Bunu yeterince ilginç bulmadıysanız bir de şuna bakın… Heather B. Armstrong da geçimini internet sitesinden sağlayanlardan. 2001’den beri internette yayımladığı bir günlüğü var. Eski bir web tasarımcısı olduğu için her ay yenilediği tasarımı, her gün eklediği yeni bir chuck –köpeği- fotoğrafı ile gayet hoş görünüyor. Reklam geliri dışında şu an kendi çektiği fotoğraflardan oluşan bir takvim satıyor. Tam zamanlı günlük yazarlığına günlüğünde iş arkadaşlarını çekiştirdiği için işinden kovulmasından sonra başlamış! Boşuna değil, üstüne basa basa öğütlediği şey; eğer işyerindeki insanlar internette yazdığınızı biliyorlarsa onlar hakkında yazmayın! Paylaştığı benzersiz içerik ise belki de çoğumuzun sahip olduğu şey: normal, sıkıcı bir günlük yaşam! http://www.dooce.com/



İki kategoride özetlediğim internetten para kazanma konusu amacı ne olursa olsun bu amaç doğrultusunda gerekenleri yapıp doğru adımları atanlar tarafından başarılı sonuçlar veriyor.
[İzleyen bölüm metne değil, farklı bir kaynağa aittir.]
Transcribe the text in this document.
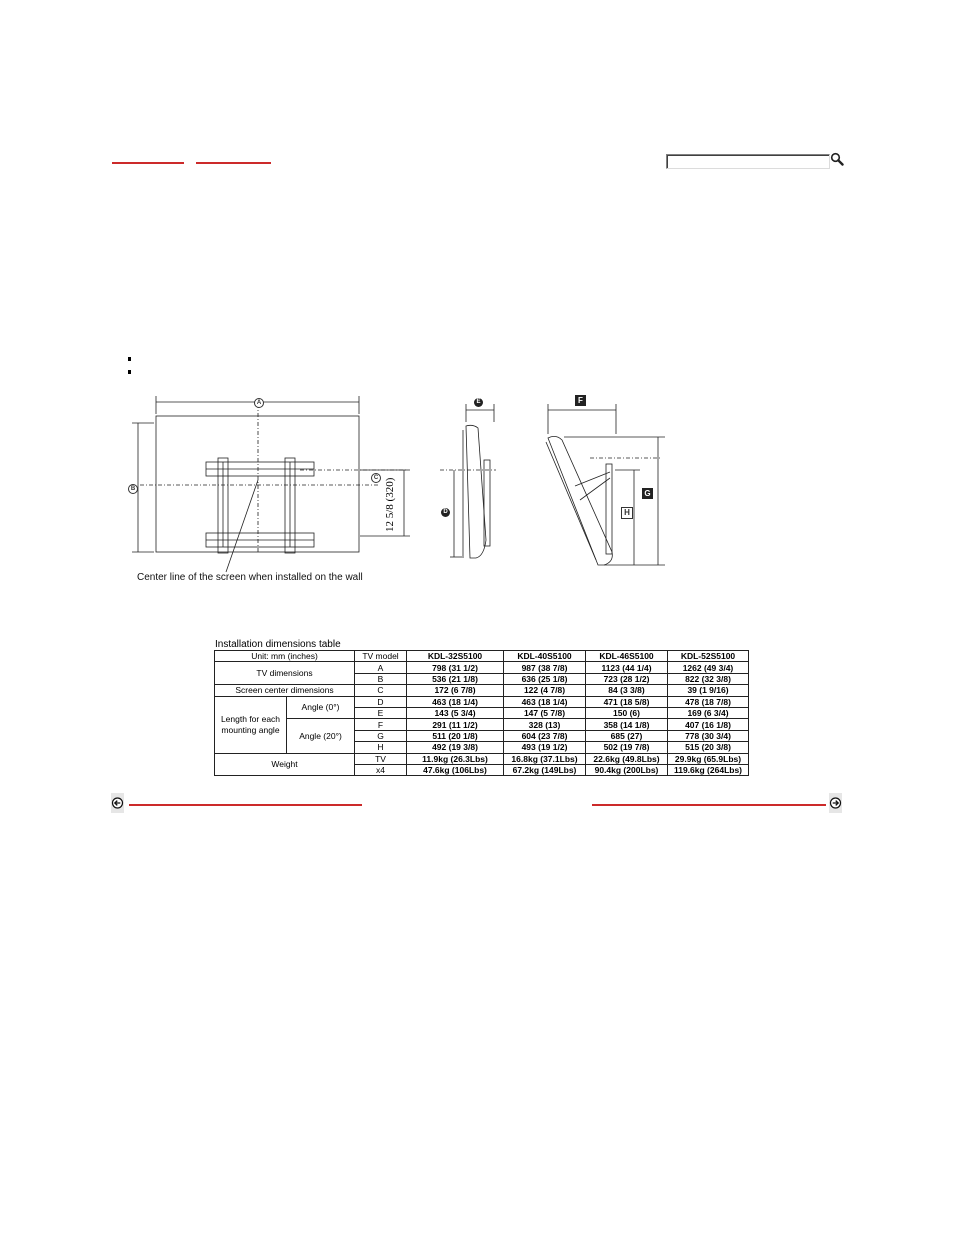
A
B
C
D
E	F
G
H
12 5/8 (320)
Center line of the screen when installed on the wall
Installation dimensions table
Unit: mm (inches)		TV model	KDL-32S5100	KDL-40S5100	KDL-46S5100	KDL-52S5100
TV dimensions		A	798 (31 1/2)	987 (38 7/8)	1123 (44 1/4)	1262 (49 3/4)
		B	536 (21 1/8)	636 (25 1/8)	723 (28 1/2)	822 (32 3/8)
Screen center dimensions		C	172 (6 7/8)	122 (4 7/8)	84 (3 3/8)	39 (1 9/16)
Length for each mounting angle	Angle (0°)	D	463 (18 1/4)	463 (18 1/4)	471 (18 5/8)	478 (18 7/8)
		E	143 (5 3/4)	147 (5 7/8)	150 (6)	169 (6 3/4)
	Angle (20°)	F	291 (11 1/2)	328 (13)	358 (14 1/8)	407 (16 1/8)
		G	511 (20 1/8)	604 (23 7/8)	685 (27)	778 (30 3/4)
		H	492 (19 3/8)	493 (19 1/2)	502 (19 7/8)	515 (20 3/8)
Weight		TV	11.9kg (26.3Lbs)	16.8kg (37.1Lbs)	22.6kg (49.8Lbs)	29.9kg (65.9Lbs)
		x4	47.6kg (106Lbs)	67.2kg (149Lbs)	90.4kg (200Lbs)	119.6kg (264Lbs)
Üstelik bunu yapanlar bizim gibi normal insanlar. Çıkış noktası belki dibe vurduğunu hissettiği nokta, ya da günlük yaşamın sıradanlığına uzun soluklu bir isyan. Dünya üzerinde ‘büyük düşünce’nin böylesine büyük kazançları çok çok kısa sürelerde mümkün kıldığı bir dönem olmamıştı. İlham verici bu örneklerle karşılaştıkça ben de internet tarihine geçmemi sağlayacak bir şey bulmanın an meselesi olduğunu düşünüyorum ve bunu olası hale getiren bir ortam sunduğu için İnterneti çok seviyorum.